A generated password is only as safe as how you handle it. Follow these best practices.

  • Use a different password for every account. Reusing passwords means a single breach exposes all your accounts.
  • Always store generated passwords in a dedicated password manager — never in browser autofill alone, spreadsheets, or sticky notes.
  • Aim for at least 16 characters. Length contributes more to entropy than complexity alone, and longer passwords are harder to crack even if the character set is smaller.
  • Enable multi-factor authentication (MFA) on all accounts in addition to using a strong password. MFA limits the damage if a password is ever compromised.
  • Rotate passwords for high-value accounts periodically (every 6–12 months) and immediately after any suspected breach or when sharing access ends.

Security Considerations

All password generation in this tool happens entirely in your browser using the Web Crypto API. No passwords, settings, or preferences are transmitted to any server. You can verify this by opening the browser's developer tools and inspecting the Network tab — there are no outgoing requests during generation.

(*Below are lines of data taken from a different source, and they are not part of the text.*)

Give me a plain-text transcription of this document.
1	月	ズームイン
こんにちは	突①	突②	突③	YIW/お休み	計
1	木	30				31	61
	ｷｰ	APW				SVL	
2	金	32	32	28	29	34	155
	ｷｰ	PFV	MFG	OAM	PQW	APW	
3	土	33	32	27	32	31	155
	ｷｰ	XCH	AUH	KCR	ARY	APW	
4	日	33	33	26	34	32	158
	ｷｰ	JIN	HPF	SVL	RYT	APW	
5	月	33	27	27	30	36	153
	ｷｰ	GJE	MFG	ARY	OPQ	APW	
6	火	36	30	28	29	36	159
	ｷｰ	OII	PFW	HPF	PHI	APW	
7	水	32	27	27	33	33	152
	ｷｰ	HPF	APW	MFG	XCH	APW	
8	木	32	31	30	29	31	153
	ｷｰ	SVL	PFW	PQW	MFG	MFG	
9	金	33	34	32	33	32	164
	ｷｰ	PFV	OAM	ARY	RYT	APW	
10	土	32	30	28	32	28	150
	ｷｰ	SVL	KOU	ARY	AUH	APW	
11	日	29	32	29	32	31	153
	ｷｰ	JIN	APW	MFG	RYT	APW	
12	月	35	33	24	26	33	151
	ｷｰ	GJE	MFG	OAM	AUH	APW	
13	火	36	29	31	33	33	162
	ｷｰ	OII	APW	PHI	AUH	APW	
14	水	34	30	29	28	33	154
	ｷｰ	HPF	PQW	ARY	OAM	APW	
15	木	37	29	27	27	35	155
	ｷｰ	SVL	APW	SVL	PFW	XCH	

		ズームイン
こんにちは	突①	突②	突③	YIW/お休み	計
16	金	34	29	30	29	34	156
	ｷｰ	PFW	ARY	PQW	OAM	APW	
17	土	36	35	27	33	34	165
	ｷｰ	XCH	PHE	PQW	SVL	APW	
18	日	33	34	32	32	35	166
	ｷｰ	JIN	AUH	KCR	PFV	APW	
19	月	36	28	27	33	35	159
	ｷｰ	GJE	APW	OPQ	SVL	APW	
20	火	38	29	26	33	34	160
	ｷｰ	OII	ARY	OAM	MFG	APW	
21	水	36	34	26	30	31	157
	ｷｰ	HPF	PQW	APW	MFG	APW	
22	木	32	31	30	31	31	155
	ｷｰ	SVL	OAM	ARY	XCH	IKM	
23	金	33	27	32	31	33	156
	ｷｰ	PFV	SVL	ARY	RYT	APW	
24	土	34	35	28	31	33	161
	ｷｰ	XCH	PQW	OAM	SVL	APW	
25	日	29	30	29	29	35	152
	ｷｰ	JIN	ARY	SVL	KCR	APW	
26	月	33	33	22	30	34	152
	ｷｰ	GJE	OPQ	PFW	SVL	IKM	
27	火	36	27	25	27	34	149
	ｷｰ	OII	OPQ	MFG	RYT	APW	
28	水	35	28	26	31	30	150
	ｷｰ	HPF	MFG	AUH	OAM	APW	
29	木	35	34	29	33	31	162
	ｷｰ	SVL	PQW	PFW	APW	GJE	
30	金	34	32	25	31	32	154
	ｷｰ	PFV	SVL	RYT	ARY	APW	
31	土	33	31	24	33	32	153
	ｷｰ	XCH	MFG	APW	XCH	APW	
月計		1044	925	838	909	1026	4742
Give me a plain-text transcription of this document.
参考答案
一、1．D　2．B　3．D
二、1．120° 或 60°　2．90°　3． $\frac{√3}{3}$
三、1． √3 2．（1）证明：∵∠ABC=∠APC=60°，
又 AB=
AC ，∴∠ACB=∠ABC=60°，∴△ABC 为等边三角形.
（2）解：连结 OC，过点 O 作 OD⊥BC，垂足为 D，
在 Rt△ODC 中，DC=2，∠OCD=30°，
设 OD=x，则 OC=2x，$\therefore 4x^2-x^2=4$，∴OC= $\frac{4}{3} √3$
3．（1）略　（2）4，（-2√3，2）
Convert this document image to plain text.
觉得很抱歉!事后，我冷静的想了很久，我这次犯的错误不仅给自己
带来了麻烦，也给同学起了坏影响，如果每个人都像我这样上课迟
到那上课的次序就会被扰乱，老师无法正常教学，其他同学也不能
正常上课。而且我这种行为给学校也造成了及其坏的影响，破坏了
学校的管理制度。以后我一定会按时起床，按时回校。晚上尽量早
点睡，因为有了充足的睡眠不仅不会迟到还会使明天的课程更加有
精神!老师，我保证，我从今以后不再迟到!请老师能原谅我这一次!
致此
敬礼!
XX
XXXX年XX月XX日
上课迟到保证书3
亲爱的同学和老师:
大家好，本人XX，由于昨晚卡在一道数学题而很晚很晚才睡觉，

The clipboard is the main risk surface after generation. On shared or public computers, clear the clipboard immediately after pasting the password. Many password managers include clipboard auto-clear features that help with this.

Be cautious about browser extensions that have clipboard or page access; a malicious extension could read clipboard contents. Consider generating and using passwords in a private browsing window if you're on an untrusted system.

Frequently Asked Questions

Is it safe to generate passwords in a browser?

Yes, when the tool uses the Web Crypto API (`crypto.getRandomValues()`), which is the browser's cryptographically secure random source backed by OS entropy. This tool generates passwords entirely client-side — no data is sent to any server — so the only risk is your local environment (e.g., malicious extensions or screen capture).

How long should my password be?

Security guidelines like NIST SP 800-63B recommend a minimum of 8 characters for standard accounts, but 16 characters or more is strongly preferred for meaningful security. For high-value targets like email or banking, use 20–24+ characters. Length increases entropy faster than adding more character types.

Should I use symbols in my password?

Using symbols expands the character pool from ~62 to ~94 characters, adding roughly 0.6 bits of entropy per character. This is worthwhile, but only if the target system accepts symbols — some sites disallow certain special characters. If symbols cause issues, increase length instead to compensate.

What is password entropy and why does it matter?

Entropy measures how unpredictable a password is, in bits. Higher entropy means more possible combinations an attacker must try. A 20-character password with all character types has ~131 bits of entropy, which would take longer than the age of the universe to brute-force even with advanced hardware.

Can I use this tool on a shared computer?

You can, but take precautions: use a private/incognito window, clear the clipboard immediately after use, and ensure no one can see your screen. Better yet, generate passwords on your own trusted device and transfer them via a password manager's secure share feature rather than pasting on a shared machine.

Why should I not make up my own passwords?

Humans are poor sources of randomness. We unconsciously favor certain patterns, words, and numbers that attackers exploit with dictionary attacks and rule-based cracking. A CSPRNG-generated password has none of these biases and provides the maximum possible unpredictability for its length.

Does the tool store any generated passwords?

No. The tool has no backend; all logic runs in your browser. Generated passwords exist only in memory for the duration of the session and are never logged, stored, or transmitted. Closing the tab discards the generated value permanently.